Minimum wage workers in B.C. will get a boost Tuesday (June 1) as their wages rise to $15.20 an hour.
The increase will push B.C.’s wage up by sixty cents from $14.60 and surpasses Alberta, which had the highest minimum wage of $15.
The moves satisfies a promise made by the NDP during their 2017 election campaign, where the party pledged to increase the minimum wage to $15 by 2021. According to the B.C. government, 400,000 people – largely women, youth and immigrants – will benefit from the uptick.
Tuesday will also see the end of a lower minimum wage for liquor servers, increasing their pay from $13.95 an hour to the standard of $15.20.

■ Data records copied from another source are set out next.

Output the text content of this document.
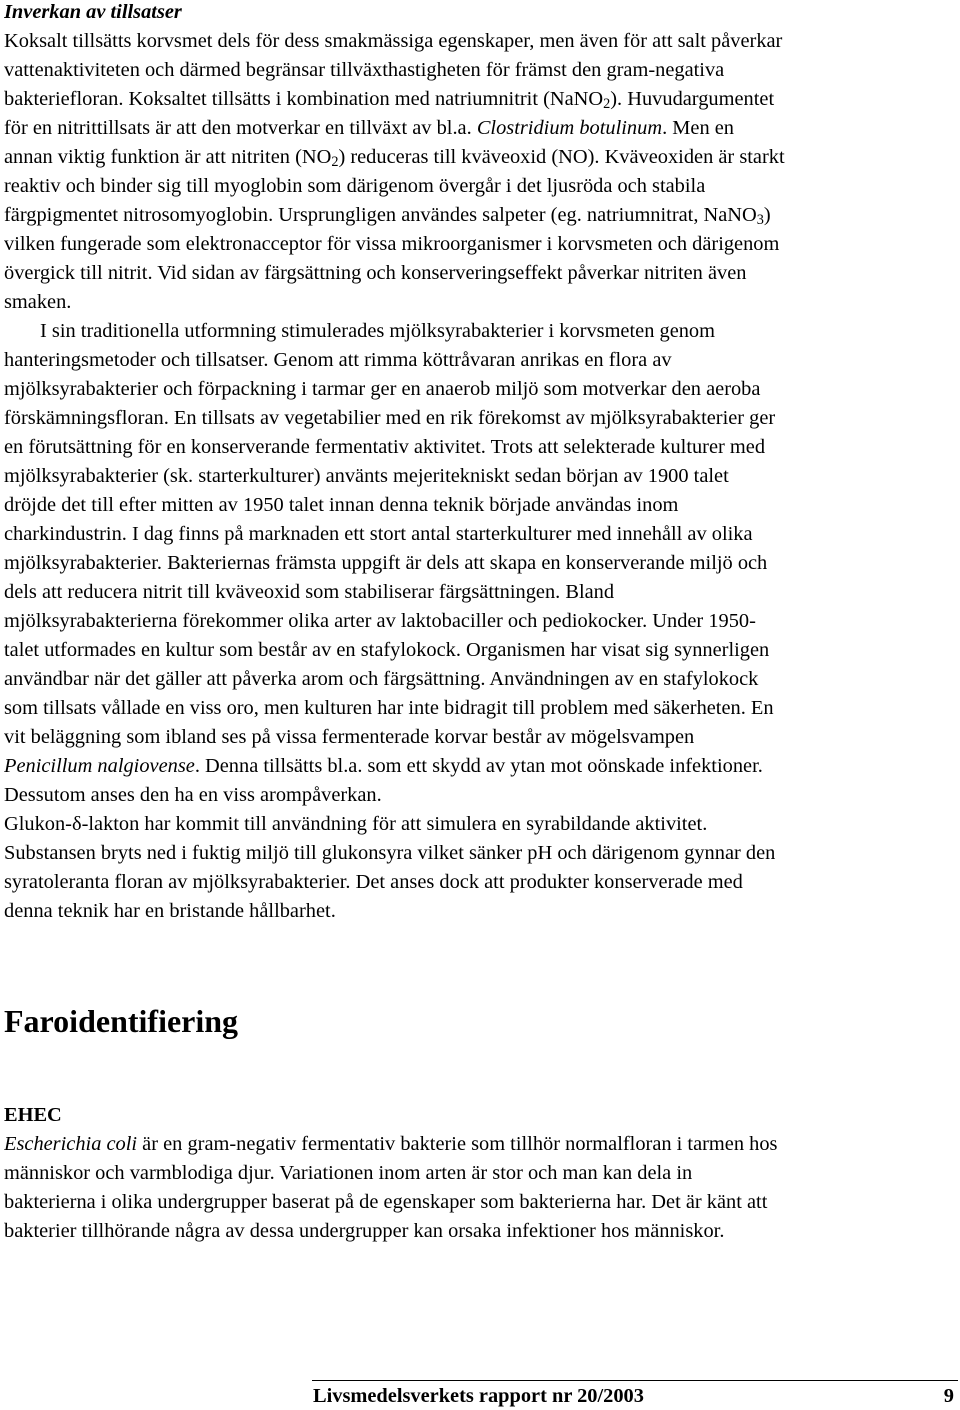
Inverkan av tillsatser
Koksalt tillsätts korvsmet dels för dess smakmässiga egenskaper, men även för att salt påverkar
vattenaktiviteten och därmed begränsar tillväxthastigheten för främst den gram-negativa
bakteriefloran. Koksaltet tillsätts i kombination med natriumnitrit (NaNO$_2$). Huvudargumentet
för en nitrittillsats är att den motverkar en tillväxt av bl.a. Clostridium botulinum. Men en
annan viktig funktion är att nitriten $(NO_2)$ reduceras till kväveoxid (NO). Kväveoxiden är starkt
reaktiv och binder sig till myoglobin som därigenom övergår i det ljusröda och stabila
färgpigmentet nitrosomyoglobin. Ursprungligen användes salpeter (eg. natriumnitrat, NaNO$_3$)
vilken fungerade som elektronacceptor för vissa mikroorganismer i korvsmeten och därigenom
övergick till nitrit. Vid sidan av färgsättning och konserveringseffekt påverkar nitriten även
smaken.
I sin traditionella utformning stimulerades mjölksyrabakterier i korvsmeten genom
hanteringsmetoder och tillsatser. Genom att rimma köttråvaran anrikas en flora av
mjölksyrabakterier och förpackning i tarmar ger en anaerob miljö som motverkar den aeroba
förskämningsfloran. En tillsats av vegetabilier med en rik förekomst av mjölksyrabakterier ger
en förutsättning för en konserverande fermentativ aktivitet. Trots att selekterade kulturer med
mjölksyrabakterier (sk. starterkulturer) använts mejeritekniskt sedan början av 1900 talet
dröjde det till efter mitten av 1950 talet innan denna teknik började användas inom
charkindustrin. I dag finns på marknaden ett stort antal starterkulturer med innehåll av olika
mjölksyrabakterier. Bakteriernas främsta uppgift är dels att skapa en konserverande miljö och
dels att reducera nitrit till kväveoxid som stabiliserar färgsättningen. Bland
mjölksyrabakterierna förekommer olika arter av laktobaciller och pediokocker. Under 1950-
talet utformades en kultur som består av en stafylokock. Organismen har visat sig synnerligen
användbar när det gäller att påverka arom och färgsättning. Användningen av en stafylokock
som tillsats vållade en viss oro, men kulturen har inte bidragit till problem med säkerheten. En
vit beläggning som ibland ses på vissa fermenterade korvar består av mögelsvampen
Penicillum nalgiovense. Denna tillsätts bl.a. som ett skydd av ytan mot oönskade infektioner.
Dessutom anses den ha en viss arompåverkan.
Glukon-δ-lakton har kommit till användning för att simulera en syrabildande aktivitet.
Substansen bryts ned i fuktig miljö till glukonsyra vilket sänker pH och därigenom gynnar den
syratoleranta floran av mjölksyrabakterier. Det anses dock att produkter konserverade med
denna teknik har en bristande hållbarhet.
Faroidentifiering
EHEC
Escherichia coli är en gram-negativ fermentativ bakterie som tillhör normalfloran i tarmen hos
människor och varmblodiga djur. Variationen inom arten är stor och man kan dela in
bakterierna i olika undergrupper baserat på de egenskaper som bakterierna har. Det är känt att
bakterier tillhörande några av dessa undergrupper kan orsaka infektioner hos människor.
Livsmedelsverkets rapport nr 20/2003	9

“About 80 per cent of liquor servers are women, and the low liquor wage is a clear example of the gender pay gap we are fighting to eliminate,” said Grace Lore, Parliamentary Secretary of Gender Equity. “Most minimum wage earners are women, often racialized women and newcomers who face barriers to accessing better-paying jobs. We need to work towards wages that workers can actually live on instead of being held back by.”
In a statement, the B.C. Federation of Labour said the new minimum wage is a testament to the work of the Fight for 15 campaign, an ongoing effort by the federation to raise wages to at least $15 per hour.
“The pandemic made clear how undervalued certain workers have been,” said president Laird Cronk. “Minimum wage workers, many working on the frontlines through COVID, make the profits for businesses and they deserve a dignified wage.”